A number of ceasefires have been enacted that have addressed the landmine issue. The first ceasefire brokered in 2012 was part of the nationwide peace talks. This led to a reduction in the stockpiling of landmines. In 2015, the government proposed another ceasefire which decreased the fighting and dropped the use of mines. In the same year, the government and eight rebel armies agreed to a nationwide ceasefire. However, the ceasefire was not effective in the north where fighting with other rebel armies such as the Kachin Independence Army (KIA) has increased and new landmines have been deployed.

Mine BanTreaty

The Mine Ban Treaty (also known as the Ottawa Convention) is aimed to eradicate the use of landmines, makes requirements for mine clearance and provides victim assistance. The Convention, aimed to eradicate the humanitarian landmine crisis, is in accordance with international human rights law and international humanitarian law. The ICBL, an international coalition of NGOs, helped navigate the Ottawa Convention through global collaboration in the humanitarian mine action effort.

In July 2012, Myanmar considered joining the Mine Ban Treaty. However in November 2012, the former President Thein Sein said at the Association of South-East Asian Nations (Asean) summit, “I believe that for defence purpose, we need to use landmines in order to safeguard the life and property of people and self-defence.”

There seems to be political will with the National League for Democracy (NLD) government.
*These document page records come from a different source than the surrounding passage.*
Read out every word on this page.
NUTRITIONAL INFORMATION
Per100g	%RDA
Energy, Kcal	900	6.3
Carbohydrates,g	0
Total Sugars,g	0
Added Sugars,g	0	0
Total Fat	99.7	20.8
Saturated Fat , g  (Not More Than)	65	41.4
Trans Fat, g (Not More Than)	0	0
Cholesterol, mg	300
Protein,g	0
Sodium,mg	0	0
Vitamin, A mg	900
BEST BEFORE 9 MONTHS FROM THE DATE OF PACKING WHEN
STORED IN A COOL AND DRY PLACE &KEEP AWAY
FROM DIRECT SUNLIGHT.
Nobel Peace Prize laureate Aung San Suu Kyi has previously endorsed the Convention. However the NLD lacks control over the country’s military. The NLD has also shown desire to stop using landmines in the country’s armed conflict with ethnic rebel armies. In June 2016, an NLD member told the Monitor that his party will support a ban on the use of landmines.

However, the Deputy Minister of Defense Major General Myint Nwe said that the military will carry on using landmines as a device in the country’s internal armed warfare since even non-state insurgent groups are using landmines. Most recently, the government said it was reviewing its approach on the Mine Ban Treaty but it has not signaled any move to ratify it.

Moreover, there is still no general consensus on what to do with the landmine crisis. Experts argue that there should be more discourse and discussion to lay down the framework of mine clearing, risk education and victim support. NGOs and other international organisations are unhappy that they are not able to clear landmines. They have been unable to clear any landmine since 2012. They have pointed out there many places can be cleared without undermining national security.

There are also insufficient resources in the country as well. The Hpa-an Orthopaedic Rehabilitation Centre in Karen state has beenassisting landmine victims. The centre, which opened in 2003, is almost entirely funded by the International Committee of the Red Cross (ICRC). The clinic has helped its patients to fit around 7,000 prosthetic limbs where approximately two-thirds of those have gone to landmine victims.

The landmine scourge will continue to terrorise civilians including children. Landmines are similar to other conventional weapons that do not differentiate between war and peace. The existing resources for landmine victims are evidently insufficient. The government will need to provide greater livelihood assistance, psychosocial support and socioeconomic reintegration to survivors.

* This is the personal opinion of the writer or organisation and does not necessarily represent the views of Malay Mail Online.